Download or read book Adaptive Genetic Variation in the Wild written by Timothy A. Mousseau and published by Oxford University Press. This book was released on 2000-01-13 with total page 276 pages. Available in PDF, EPUB and Kindle. Book excerpt: Two of the great mysteries of biology yet to be explored concern the distribution and abundance of genetic variation in natural populations and the genetic architecture of complex traits. These are tied together by their relationship to natural selection and evolutionary history, and some of the keys to disclosing these secrets lie in the study of wild organisms in their natural environments.
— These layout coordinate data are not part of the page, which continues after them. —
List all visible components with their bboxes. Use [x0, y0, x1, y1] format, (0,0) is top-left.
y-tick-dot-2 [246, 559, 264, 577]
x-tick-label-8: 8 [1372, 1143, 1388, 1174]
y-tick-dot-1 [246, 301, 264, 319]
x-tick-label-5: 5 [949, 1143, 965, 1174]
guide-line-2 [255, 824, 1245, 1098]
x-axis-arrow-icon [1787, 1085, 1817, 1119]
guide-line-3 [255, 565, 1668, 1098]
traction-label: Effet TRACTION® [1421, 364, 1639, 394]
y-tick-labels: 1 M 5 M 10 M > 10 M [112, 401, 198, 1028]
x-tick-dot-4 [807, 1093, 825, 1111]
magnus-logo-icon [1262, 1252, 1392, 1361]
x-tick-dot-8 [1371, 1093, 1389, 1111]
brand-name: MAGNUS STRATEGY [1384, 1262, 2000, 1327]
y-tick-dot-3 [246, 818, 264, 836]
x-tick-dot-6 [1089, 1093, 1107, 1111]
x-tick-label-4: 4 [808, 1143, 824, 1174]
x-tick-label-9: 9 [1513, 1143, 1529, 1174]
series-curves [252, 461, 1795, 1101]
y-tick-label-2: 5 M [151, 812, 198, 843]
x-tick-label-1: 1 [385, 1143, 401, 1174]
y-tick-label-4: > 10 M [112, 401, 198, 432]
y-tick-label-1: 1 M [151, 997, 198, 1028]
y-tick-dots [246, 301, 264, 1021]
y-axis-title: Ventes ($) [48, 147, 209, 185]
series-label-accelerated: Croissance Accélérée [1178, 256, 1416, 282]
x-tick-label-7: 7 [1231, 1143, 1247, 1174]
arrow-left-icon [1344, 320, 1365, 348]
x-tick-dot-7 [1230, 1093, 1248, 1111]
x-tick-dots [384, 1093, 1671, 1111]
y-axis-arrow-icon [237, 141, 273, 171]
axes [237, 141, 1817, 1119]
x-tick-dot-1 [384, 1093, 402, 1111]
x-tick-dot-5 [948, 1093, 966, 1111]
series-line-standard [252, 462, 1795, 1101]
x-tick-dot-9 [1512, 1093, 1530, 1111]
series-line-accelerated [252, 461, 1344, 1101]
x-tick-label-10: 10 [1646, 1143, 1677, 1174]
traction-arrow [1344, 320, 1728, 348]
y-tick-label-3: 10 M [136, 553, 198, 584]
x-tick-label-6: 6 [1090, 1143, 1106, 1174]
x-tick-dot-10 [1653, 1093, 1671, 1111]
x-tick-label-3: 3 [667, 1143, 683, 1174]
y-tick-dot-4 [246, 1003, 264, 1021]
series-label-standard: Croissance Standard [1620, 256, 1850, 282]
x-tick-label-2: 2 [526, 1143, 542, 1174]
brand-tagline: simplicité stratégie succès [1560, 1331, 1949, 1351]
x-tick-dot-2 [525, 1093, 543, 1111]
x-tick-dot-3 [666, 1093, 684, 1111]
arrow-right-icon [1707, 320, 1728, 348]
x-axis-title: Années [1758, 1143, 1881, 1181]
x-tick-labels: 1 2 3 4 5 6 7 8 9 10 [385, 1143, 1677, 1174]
This book, featuring a superb selection of papers from leading authors, summarizes the state of current understanding about the extent of genetic variation within wild populations and the ways to monitor such variation. It proposes the idea that a fundamental objective of evolutionary ecology is necessary to predict organism, population, community, and ecosystem response to environmental change. In fact, the overall theme of the papers centers around the expression of genetic variation and how it is shaped by the action of natural selection in the natural environment. Patterns of adaptation in the past and the genetic basis of traits likely to be under selection in a dynamically changing environment is discussed along with a wide variety of techniques to test for genetic variation and its consequences, ranging from classical demography to the use of molecular markers. This book is perfect for professionals and graduate students in genetics, biology, ecology, conservation biology, and evolution.

Download or read book Mapping Genotype to Phenotype with High throughput Empirical Approaches written by Katherine R. Lawrence and published by . This book was released on 2021 with total page 0 pages. Available in PDF, EPUB and Kindle. Book excerpt: Understanding how genetic variation gives rise to phenotypic variation is a central goal of biology. The structure of this genotype-phenotype map, or landscape, underlies the dynamics of populations adapting under natural selection, and quantitative understanding will be required to predict and engineer outcomes in evolving organisms like viral pathogens, cancer cells, or microbial communities. Characterizing the landscape structure remains largely an empirical question, and observing general patterns requires high-throughput, high-powered experiments that systematically probe landscapes in different biological contexts.